Tackling climate change

This is an important megatrend impacting marketing. In 2021 we saw many sustainability-inspired campaigns, more and more companies are now betting on green messages in all their communication. Usually limited to just the content of the ads, but we’ve also had specific actions that companies are taking to be more sustainable, fight global warming, and protect the environment. That, after all, is what it’s all about: storydoing, not just storytelling.

Locality, even hyperlocality

Focusing on locality is another important trend that is gaining traction in times of pandemonium. We recognise the value of local communities, places, products and services. In times of high uncertainty, we trust more what is closer to us emotionally and realistically, what is within sight (neighbourhood store), hand (computer mouse) and thumb (smartphone screen). Reliability and speed come to the fore, and q-commerce, or quick shopping, and dark stores and delivery apps are based on this.

On the other hand, under these conditions and with rampant inflation and high price-competition, and especially because of smart shopping, it will be easier for local brands, places and businesses that are backed by flesh-and-blood people known to shoppers, often neighbours, with whom it is nice to chat, taste fruit, drink coffee, etc., to maintain customer loyalty than dispassionate digital apps.

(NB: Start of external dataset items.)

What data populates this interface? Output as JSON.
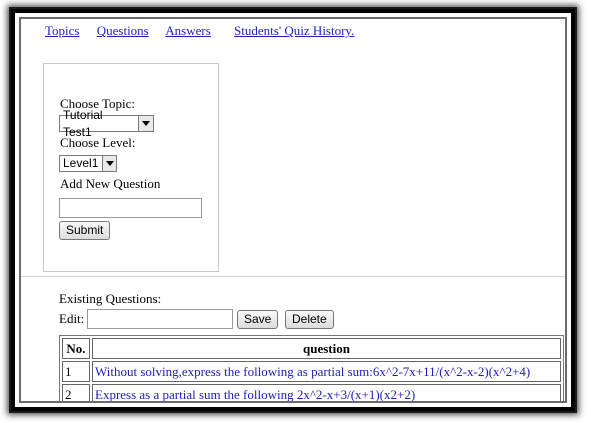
{
  "nav": {
    "topics": "Topics",
    "questions": "Questions",
    "answers": "Answers",
    "history": "Students' Quiz History."
  },
  "form": {
    "choose_topic_label": "Choose Topic:",
    "topic_selected": "Tutorial Test1",
    "choose_level_label": "Choose Level:",
    "level_selected": "Level1",
    "add_question_label": "Add New Question",
    "new_question_value": "",
    "submit_label": "Submit"
  },
  "existing": {
    "heading": "Existing Questions:",
    "edit_label": "Edit:",
    "edit_value": "",
    "save_label": "Save",
    "delete_label": "Delete"
  },
  "table": {
    "headers": [
      "No.",
      "question"
    ],
    "rows": [
      {
        "no": "1",
        "question": "Without solving,express the following as partial sum:6x^2-7x+11/(x^2-x-2)(x^2+4)"
      },
      {
        "no": "2",
        "question": "Express as a partial sum the following 2x^2-x+3/(x+1)(x2+2)"
      },
      {
        "no": "",
        "question": ""
      }
    ]
  },
  "colors": {
    "link": "#1f1fb8",
    "question_text": "#2020b8"
  }
}
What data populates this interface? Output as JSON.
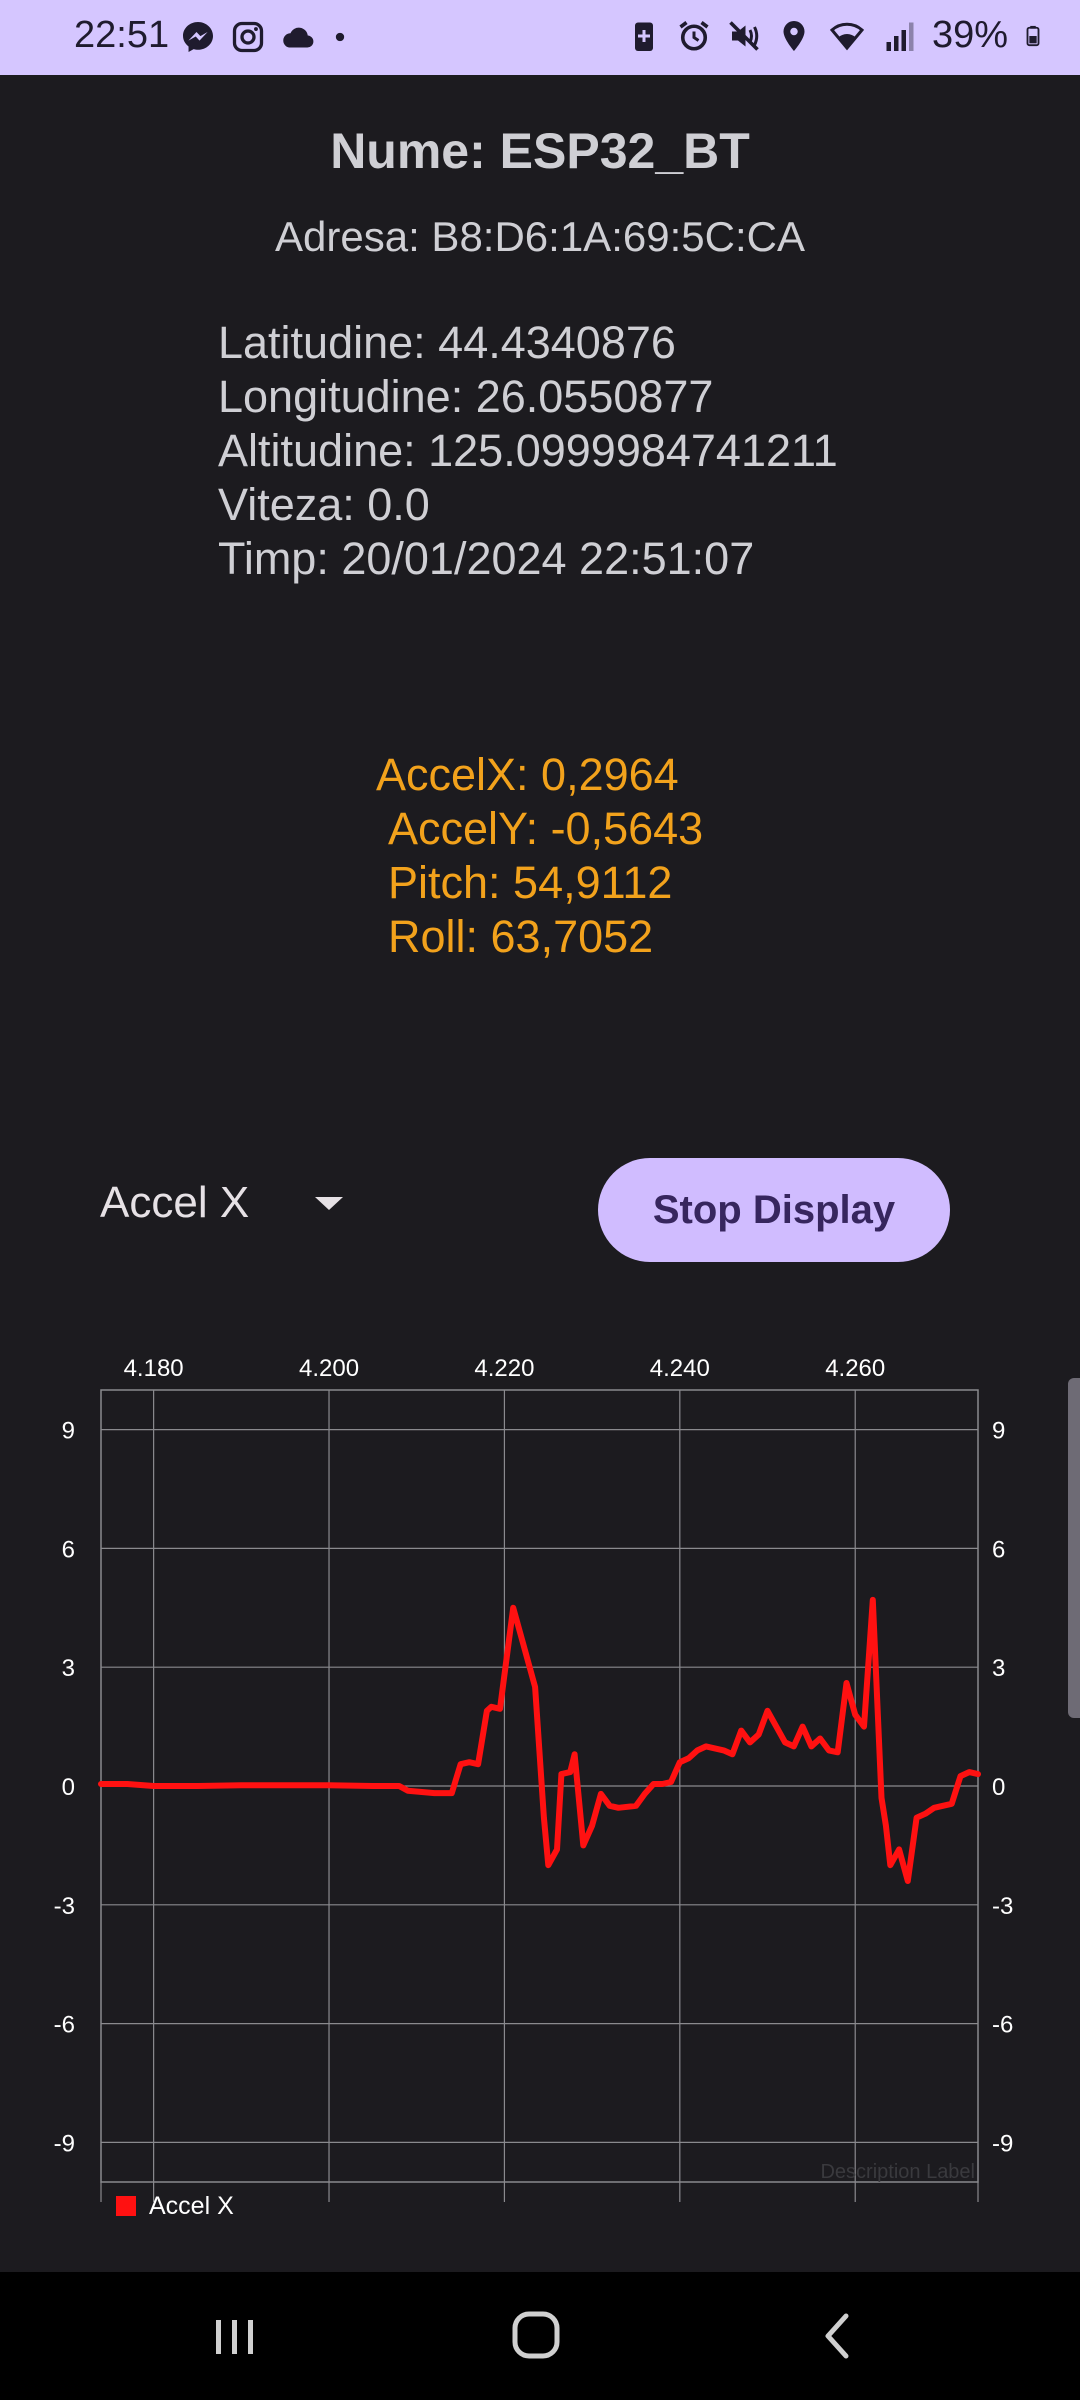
{
  "status_bar": {
    "time": "22:51",
    "battery": "39%",
    "left_icons": [
      "messenger-icon",
      "instagram-icon",
      "cloud-icon",
      "dot-icon"
    ],
    "right_icons": [
      "battery-saver-icon",
      "alarm-icon",
      "mute-icon",
      "location-icon",
      "wifi-icon",
      "signal-icon",
      "battery-icon"
    ]
  },
  "device": {
    "name": "Nume: ESP32_BT",
    "address": "Adresa: B8:D6:1A:69:5C:CA"
  },
  "gps": {
    "latitude": "Latitudine: 44.4340876",
    "longitude": "Longitudine: 26.0550877",
    "altitude": "Altitudine: 125.0999984741211",
    "speed": "Viteza: 0.0",
    "time": "Timp: 20/01/2024 22:51:07"
  },
  "sensor": {
    "accel_x": "AccelX: 0,2964",
    "accel_y": "AccelY: -0,5643",
    "pitch": "Pitch: 54,9112",
    "roll": "Roll: 63,7052"
  },
  "controls": {
    "dropdown_value": "Accel X",
    "stop_button": "Stop Display"
  },
  "chart_data": {
    "type": "line",
    "title": "",
    "xlabel": "",
    "ylabel": "",
    "description_label": "Description Label",
    "x_tick_labels": [
      "4.180",
      "4.200",
      "4.220",
      "4.240",
      "4.260"
    ],
    "x_ticks": [
      4.18,
      4.2,
      4.22,
      4.24,
      4.26
    ],
    "y_tick_labels": [
      "9",
      "6",
      "3",
      "0",
      "-3",
      "-6",
      "-9"
    ],
    "y_ticks": [
      9,
      6,
      3,
      0,
      -3,
      -6,
      -9
    ],
    "xlim": [
      4.174,
      4.274
    ],
    "ylim": [
      -10,
      10
    ],
    "grid": true,
    "legend_position": "bottom-left",
    "series": [
      {
        "name": "Accel X",
        "color": "#ff1111",
        "x": [
          4.174,
          4.177,
          4.18,
          4.185,
          4.19,
          4.195,
          4.2,
          4.205,
          4.208,
          4.209,
          4.212,
          4.214,
          4.215,
          4.216,
          4.217,
          4.218,
          4.2185,
          4.2195,
          4.221,
          4.222,
          4.2235,
          4.2245,
          4.225,
          4.226,
          4.2265,
          4.2275,
          4.228,
          4.229,
          4.23,
          4.231,
          4.232,
          4.233,
          4.235,
          4.236,
          4.237,
          4.238,
          4.239,
          4.24,
          4.241,
          4.242,
          4.243,
          4.244,
          4.245,
          4.246,
          4.247,
          4.248,
          4.249,
          4.25,
          4.251,
          4.252,
          4.253,
          4.254,
          4.255,
          4.256,
          4.257,
          4.258,
          4.259,
          4.26,
          4.261,
          4.262,
          4.263,
          4.2635,
          4.264,
          4.265,
          4.266,
          4.267,
          4.268,
          4.269,
          4.27,
          4.271,
          4.272,
          4.273,
          4.274
        ],
        "values": [
          0.05,
          0.05,
          0.0,
          0.0,
          0.02,
          0.02,
          0.02,
          0.0,
          0.0,
          -0.12,
          -0.18,
          -0.18,
          0.55,
          0.6,
          0.55,
          1.9,
          2.0,
          1.95,
          4.5,
          3.7,
          2.5,
          -0.8,
          -2.0,
          -1.6,
          0.3,
          0.35,
          0.8,
          -1.5,
          -1.0,
          -0.2,
          -0.5,
          -0.55,
          -0.5,
          -0.2,
          0.05,
          0.05,
          0.1,
          0.6,
          0.7,
          0.9,
          1.0,
          0.95,
          0.9,
          0.8,
          1.4,
          1.1,
          1.3,
          1.9,
          1.5,
          1.1,
          1.0,
          1.5,
          1.0,
          1.2,
          0.9,
          0.85,
          2.6,
          1.8,
          1.5,
          4.7,
          -0.3,
          -1.0,
          -2.0,
          -1.6,
          -2.4,
          -0.8,
          -0.7,
          -0.55,
          -0.5,
          -0.45,
          0.25,
          0.35,
          0.3
        ]
      }
    ]
  }
}
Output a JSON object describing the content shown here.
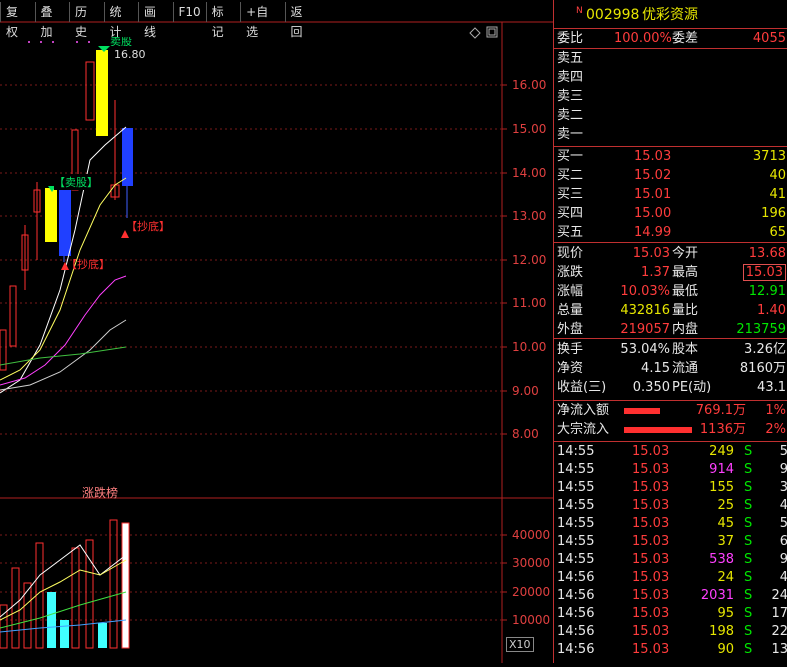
{
  "toolbar": [
    "复权",
    "叠加",
    "历史",
    "统计",
    "画线",
    "F10",
    "标记",
    "+自选",
    "返回"
  ],
  "kline": {
    "price_ticks": [
      "16.00",
      "15.00",
      "14.00",
      "13.00",
      "12.00",
      "11.00",
      "10.00",
      "9.00",
      "8.00"
    ],
    "high_label": "16.80",
    "sell_signal_top": "卖股",
    "sell_signal": "【卖股】",
    "bottom_signal_1": "【抄底】",
    "bottom_signal_2": "【抄底】"
  },
  "volume": {
    "indicator_name": "涨跌榜",
    "ticks": [
      "40000",
      "30000",
      "20000",
      "10000"
    ],
    "unit": "X10"
  },
  "stock": {
    "flag": "N",
    "code": "002998",
    "name": "优彩资源"
  },
  "ratio": {
    "label": "委比",
    "value": "100.00%",
    "diff_label": "委差",
    "diff_value": "4055"
  },
  "sells": [
    "卖五",
    "卖四",
    "卖三",
    "卖二",
    "卖一"
  ],
  "buys": [
    {
      "label": "买一",
      "price": "15.03",
      "vol": "3713"
    },
    {
      "label": "买二",
      "price": "15.02",
      "vol": "40"
    },
    {
      "label": "买三",
      "price": "15.01",
      "vol": "41"
    },
    {
      "label": "买四",
      "price": "15.00",
      "vol": "196"
    },
    {
      "label": "买五",
      "price": "14.99",
      "vol": "65"
    }
  ],
  "stats": [
    {
      "l1": "现价",
      "v1": "15.03",
      "l2": "今开",
      "v2": "13.68"
    },
    {
      "l1": "涨跌",
      "v1": "1.37",
      "l2": "最高",
      "v2": "15.03"
    },
    {
      "l1": "涨幅",
      "v1": "10.03%",
      "l2": "最低",
      "v2": "12.91"
    },
    {
      "l1": "总量",
      "v1": "432816",
      "l2": "量比",
      "v2": "1.40"
    },
    {
      "l1": "外盘",
      "v1": "219057",
      "l2": "内盘",
      "v2": "213759"
    }
  ],
  "fund": [
    {
      "l1": "换手",
      "v1": "53.04%",
      "l2": "股本",
      "v2": "3.26亿"
    },
    {
      "l1": "净资",
      "v1": "4.15",
      "l2": "流通",
      "v2": "8160万"
    },
    {
      "l1": "收益(三)",
      "v1": "0.350",
      "l2": "PE(动)",
      "v2": "43.1"
    }
  ],
  "flows": [
    {
      "label": "净流入额",
      "value": "769.1万",
      "pct": "1%",
      "fill": 0.36
    },
    {
      "label": "大宗流入",
      "value": "1136万",
      "pct": "2%",
      "fill": 0.68
    }
  ],
  "ticks": [
    {
      "t": "14:55",
      "p": "15.03",
      "v": "249",
      "s": "S",
      "n": "5"
    },
    {
      "t": "14:55",
      "p": "15.03",
      "v": "914",
      "s": "S",
      "n": "9"
    },
    {
      "t": "14:55",
      "p": "15.03",
      "v": "155",
      "s": "S",
      "n": "3"
    },
    {
      "t": "14:55",
      "p": "15.03",
      "v": "25",
      "s": "S",
      "n": "4"
    },
    {
      "t": "14:55",
      "p": "15.03",
      "v": "45",
      "s": "S",
      "n": "5"
    },
    {
      "t": "14:55",
      "p": "15.03",
      "v": "37",
      "s": "S",
      "n": "6"
    },
    {
      "t": "14:55",
      "p": "15.03",
      "v": "538",
      "s": "S",
      "n": "9"
    },
    {
      "t": "14:56",
      "p": "15.03",
      "v": "24",
      "s": "S",
      "n": "4"
    },
    {
      "t": "14:56",
      "p": "15.03",
      "v": "2031",
      "s": "S",
      "n": "24"
    },
    {
      "t": "14:56",
      "p": "15.03",
      "v": "95",
      "s": "S",
      "n": "17"
    },
    {
      "t": "14:56",
      "p": "15.03",
      "v": "198",
      "s": "S",
      "n": "22"
    },
    {
      "t": "14:56",
      "p": "15.03",
      "v": "90",
      "s": "S",
      "n": "13"
    }
  ]
}
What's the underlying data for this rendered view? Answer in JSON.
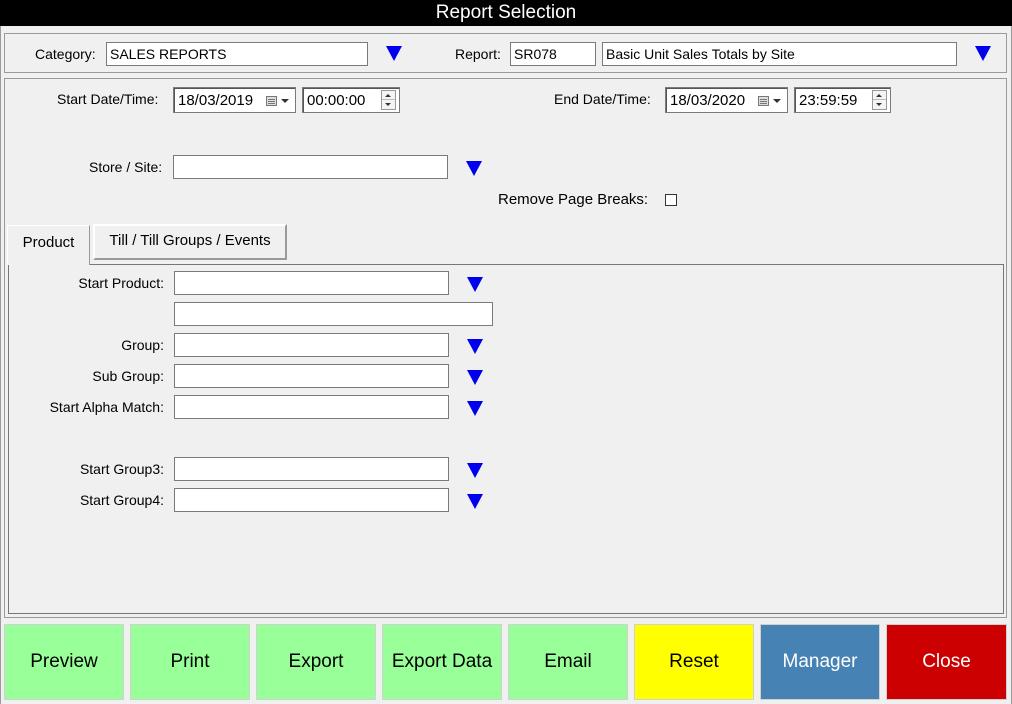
{
  "window": {
    "title": "Report Selection"
  },
  "header": {
    "category_label": "Category:",
    "category_value": "SALES REPORTS",
    "report_label": "Report:",
    "report_code": "SR078",
    "report_name": "Basic Unit Sales Totals by Site"
  },
  "filters": {
    "start_label": "Start Date/Time:",
    "start_date": "18/03/2019",
    "start_time": "00:00:00",
    "end_label": "End Date/Time:",
    "end_date": "18/03/2020",
    "end_time": "23:59:59",
    "store_label": "Store / Site:",
    "store_value": "",
    "page_breaks_label": "Remove Page Breaks:",
    "page_breaks_checked": false
  },
  "tabs": [
    {
      "label": "Product",
      "active": true
    },
    {
      "label": "Till / Till Groups / Events",
      "active": false
    }
  ],
  "product": {
    "start_product_label": "Start Product:",
    "group_label": "Group:",
    "sub_group_label": "Sub Group:",
    "alpha_label": "Start Alpha Match:",
    "group3_label": "Start Group3:",
    "group4_label": "Start Group4:"
  },
  "buttons": {
    "preview": "Preview",
    "print": "Print",
    "export": "Export",
    "export_data": "Export Data",
    "email": "Email",
    "reset": "Reset",
    "manager": "Manager",
    "close": "Close"
  },
  "colors": {
    "action_green": "#99ff99",
    "reset_yellow": "#ffff00",
    "manager_blue": "#4682b4",
    "close_red": "#cc0000",
    "dropdown_arrow": "#0000ee"
  }
}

It’s worth considering whether it’s now better to bet on taking the best care of current customers instead of outreach and acquiring new ones.

In the conditions of crisis of trust, smart shopping, etc., branding is particularly important, and maybe even more important than before. A distinctive, unique voice – telling the story in an interesting, emotional, human voice and doing all the things that matter to the fans of brand.